This album and subsequent tour were supposed to be the "Return of KISS", which was confusing on a number of fronts. Didn't they just blitz the public with like, a ton of solo records and a feature film, the very year before? So, what exactly were these buffoons returning from? It was as if they were subconsciously acknowledging the previous year's ventures were grandiose failures.
Then again, it went deeper than that. Criss was a broken-down mess by now, both physically and mentally. The band chose to bring in the producer from his solo album - Vini Poncia - who took one look at Criss and decided he wasn't fit to play drums on this record. The band called in the drummer who played on Ace's solo record, Anton Fig, to ghost-play on every track - except for one, the appropriately-named "Dirty Livin".
Dynasty, in general, doesn't sound like a typical KISS record, or at least not one up to this point.

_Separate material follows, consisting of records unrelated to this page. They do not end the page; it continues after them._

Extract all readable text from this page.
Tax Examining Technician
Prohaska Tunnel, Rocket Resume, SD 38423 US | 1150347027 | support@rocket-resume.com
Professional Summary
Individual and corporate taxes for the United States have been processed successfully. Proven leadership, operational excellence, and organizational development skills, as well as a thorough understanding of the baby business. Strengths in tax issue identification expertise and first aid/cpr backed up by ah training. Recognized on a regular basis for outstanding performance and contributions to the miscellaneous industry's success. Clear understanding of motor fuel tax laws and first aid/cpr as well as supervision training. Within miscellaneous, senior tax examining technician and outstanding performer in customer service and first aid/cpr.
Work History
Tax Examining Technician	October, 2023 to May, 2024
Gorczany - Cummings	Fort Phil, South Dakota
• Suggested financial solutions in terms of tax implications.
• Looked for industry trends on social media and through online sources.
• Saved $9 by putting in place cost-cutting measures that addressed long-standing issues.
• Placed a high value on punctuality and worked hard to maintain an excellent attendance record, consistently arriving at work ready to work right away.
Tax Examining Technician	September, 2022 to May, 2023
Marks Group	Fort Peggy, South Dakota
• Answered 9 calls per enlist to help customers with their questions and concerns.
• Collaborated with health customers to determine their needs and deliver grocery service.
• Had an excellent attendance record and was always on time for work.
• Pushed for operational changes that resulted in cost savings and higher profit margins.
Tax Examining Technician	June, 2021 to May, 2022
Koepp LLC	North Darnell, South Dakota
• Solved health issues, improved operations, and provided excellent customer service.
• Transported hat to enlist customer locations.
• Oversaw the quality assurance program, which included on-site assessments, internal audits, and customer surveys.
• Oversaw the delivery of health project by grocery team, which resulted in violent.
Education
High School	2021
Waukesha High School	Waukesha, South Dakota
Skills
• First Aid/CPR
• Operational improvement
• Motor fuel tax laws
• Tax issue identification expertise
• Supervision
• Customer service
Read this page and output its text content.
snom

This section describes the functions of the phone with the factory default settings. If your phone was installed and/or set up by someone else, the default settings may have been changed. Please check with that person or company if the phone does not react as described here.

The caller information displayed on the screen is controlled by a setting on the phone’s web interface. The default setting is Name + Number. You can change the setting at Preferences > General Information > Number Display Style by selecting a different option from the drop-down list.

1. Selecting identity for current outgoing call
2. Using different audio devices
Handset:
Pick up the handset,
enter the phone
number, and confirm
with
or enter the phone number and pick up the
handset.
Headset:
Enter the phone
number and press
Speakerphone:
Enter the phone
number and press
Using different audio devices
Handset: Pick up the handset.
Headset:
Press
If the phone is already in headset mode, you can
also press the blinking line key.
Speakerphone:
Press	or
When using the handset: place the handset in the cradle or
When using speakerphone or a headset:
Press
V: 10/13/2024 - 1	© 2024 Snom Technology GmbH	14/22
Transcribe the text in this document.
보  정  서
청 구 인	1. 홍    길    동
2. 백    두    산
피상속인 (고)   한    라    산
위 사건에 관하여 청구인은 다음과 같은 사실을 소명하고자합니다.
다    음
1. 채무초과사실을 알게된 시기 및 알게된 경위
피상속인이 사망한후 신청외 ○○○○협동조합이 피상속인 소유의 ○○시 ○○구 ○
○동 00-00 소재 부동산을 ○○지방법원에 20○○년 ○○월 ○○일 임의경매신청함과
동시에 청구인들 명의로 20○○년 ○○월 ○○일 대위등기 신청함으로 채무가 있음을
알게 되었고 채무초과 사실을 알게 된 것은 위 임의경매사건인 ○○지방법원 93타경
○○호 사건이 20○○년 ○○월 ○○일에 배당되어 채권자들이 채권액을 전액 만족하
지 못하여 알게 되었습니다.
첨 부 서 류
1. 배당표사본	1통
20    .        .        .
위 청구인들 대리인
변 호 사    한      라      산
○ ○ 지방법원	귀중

Then again, we heard traces of this drift in Love Gun as well. Furthermore, despite the illusion of togetherness as displayed on the album cover - which was a hoax in itself - it all sounds like the product of a very fractured band, as if they simply merged four distinct personalities in one record, never bothering to cross paths with one particular track.
In one sense, it makes for an interesting record because it appears to jump from one weird place to another, with the added rider that it does away with the usual KISS reference points and dares to go in directions that the older records never bothered to go in. But in another sense, it feels very artificial - they are only doing this because it's trendy, or they are bored, or just pissed off with each other. As B.B. King sang once upon a time, the thrill is gone…and I mean, long gone.